Two Fried Eggs
“Two fried eggs, toast, and a glass of fresh-squeezed orange juice,” I said, looking around at the rest of my FroCo group. Their faces, blank at first, twisted into masks of confusion. After a pause, someone barked, “Really? That’s it? If you could have anything, it’d be. . . breakfast?” The question had been simple enough: If you could have just one more meal, what would you want to eat? Others had answered with descriptions of meals as detailed as they were extravagant — responses that made mine appear plain by comparison. Even so, my answer was anything but a dismissal. It was the truth, an answer I had considered many times over: Besides the fact that I do love breakfast, the reason I answered so plainly is that I know that sometimes it’s better to choose simply and decisively something that you know will make you happy rather than aspiring to attain what would make you happiest — a state whose very existence rests on a foundation of elusiveness, of unknowability. This notion holds true not only as an abstract principle, or as answer to an ice-breaker, but also as an approach to something we’ve all finally just finished: Shopping Period. I wish I could say I applied, or have ever applied, the same logic to shopping classes as I did to my hypothetical last meal. But I didn’t, and I still don’t: Instead of choosing four or five classes and sticking to them, I usually spend two weeks sitting in on every course I can, leaving myself with the simply impossible task of keeping up with the work for six, seven, even eight classes at once. I’m not alone. Advertised as a time for students to ease into the semester while finding the classes they like best, Shopping Period does just the opposite. It is a counterproductive system that generates more anxiety than confidence.

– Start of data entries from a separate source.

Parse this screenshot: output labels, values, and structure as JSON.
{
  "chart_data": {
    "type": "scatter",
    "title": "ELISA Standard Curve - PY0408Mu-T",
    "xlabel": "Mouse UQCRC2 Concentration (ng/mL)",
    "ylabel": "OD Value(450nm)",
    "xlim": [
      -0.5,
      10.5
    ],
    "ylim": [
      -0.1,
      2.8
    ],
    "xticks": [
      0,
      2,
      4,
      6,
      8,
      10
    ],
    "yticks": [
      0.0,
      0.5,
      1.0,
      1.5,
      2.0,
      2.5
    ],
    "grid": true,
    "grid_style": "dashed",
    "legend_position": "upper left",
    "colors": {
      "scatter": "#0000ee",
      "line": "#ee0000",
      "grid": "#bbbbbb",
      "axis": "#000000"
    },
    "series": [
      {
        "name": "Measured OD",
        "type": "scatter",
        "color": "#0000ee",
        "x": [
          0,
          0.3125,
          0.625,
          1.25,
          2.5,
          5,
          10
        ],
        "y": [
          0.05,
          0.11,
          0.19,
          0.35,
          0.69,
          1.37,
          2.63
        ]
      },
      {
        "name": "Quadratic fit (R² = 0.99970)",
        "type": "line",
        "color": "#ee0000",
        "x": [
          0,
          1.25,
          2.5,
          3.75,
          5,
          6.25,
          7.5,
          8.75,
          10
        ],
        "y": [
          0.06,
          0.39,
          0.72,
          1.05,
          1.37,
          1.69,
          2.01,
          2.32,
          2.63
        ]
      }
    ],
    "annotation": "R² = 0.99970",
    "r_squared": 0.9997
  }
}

My delusion — a delusion shared by many of my classmates, not to mention also furthered by Yale, itself, as evinced by the very existence of Shopping Period — has been that the course schedule that leaves one most satisfied is also the one that comes from trying out the most possible classes. This false conclusion is informed by two assumptions: that the best decisions are made after considering the most options; and more specifically, that the first two or three meetings of a course allow one to make an educated assessment of its value.
Beginning with the first assumption, we may look to the writing of American psychologist Barry Schwartz for a dissection of the faulty truism that describes the consumer with the most choices as the one who will make the optimal decision. In short, Schwartz argues in his 2004 book, The Paradox of Choice, that this assumption is a fallacy; that, for many, instead of leading to some satisfaction, the system in which one is encouraged to sample a multitude of options before settling on a decision can engender, “endless tangles of anxiety, regret, and second-guessing.” Here at Yale, the issue isn’t simply the fact that we have so many courses from which to choose, but that we’re able to dip our toes into each — a process that creates the illusion of rationality, but often just leaves the student feverishly pursuing some ideal schedule that doesn’t exist.
And even if this perfect schedule did exist, who’s to say that the first few meetings of a course constitute an accurate valuation of its place in this idealized semester? In fact, as students leave fifteen minutes into a two-hour seminar and others enter an hour late (all part of Shopping Period’s standard operating procedure) many professors have learned to dread the semester’s inaugural two weeks of hell, too — and plan accordingly. As one history professor begrudgingly told the thirty undergrads assembled for the first meeting of his seminar, “I’m going to let you all in on a little secret: We hate Shopping Period as much as you all do,” and proceeded to spend the rest of the class explaining why one may want to take the course rather than showing the students what they could expect from every other meeting: historical and textual analysis, discussion.
Built on such dubious assumptions, Shopping Period necessarily spawns controversy. Yet perhaps even more sinister than an overabundance of choices is our infatuation with describing our education in increasingly commercial terms. As one residential college dean wrote in a recent email to the entire college, “Shopping Period is ending, so get those final selections into your cart and make your way to the register.” To describe courses, as this residential college dean continues to do, as “shiny toys” is to suggest that the purpose of these very vehicles of education is not the broadening of the mind, nor the deepening of the intellect, but rather the fulfilling of requirements, the checking of boxes. The culture of shopping and the commodification of our time at Yale even extends to extracurriculars — even to campus activism: How many social justice groups have you or your friends signed up for, yet done next to nothing to support?
We take classes to fulfill our major, sing to round out our resumes; we even protest to feel more planted within our community. Yet four years later, with very few exceptions, we’re gone. This is no way to go through Yale, no way to engender reform in this beautiful city we are lucky to call home; and it is, really, no way to go through life at all. In the face of an institution that would tempt us into choosing breadth, not depth, it is then up to us to reject this system. And it all starts again next semester, so say it with me: Fuck shopping. Let’s just choose a few classes we love and forget about the seminar we missed. Let’s choose breakfast.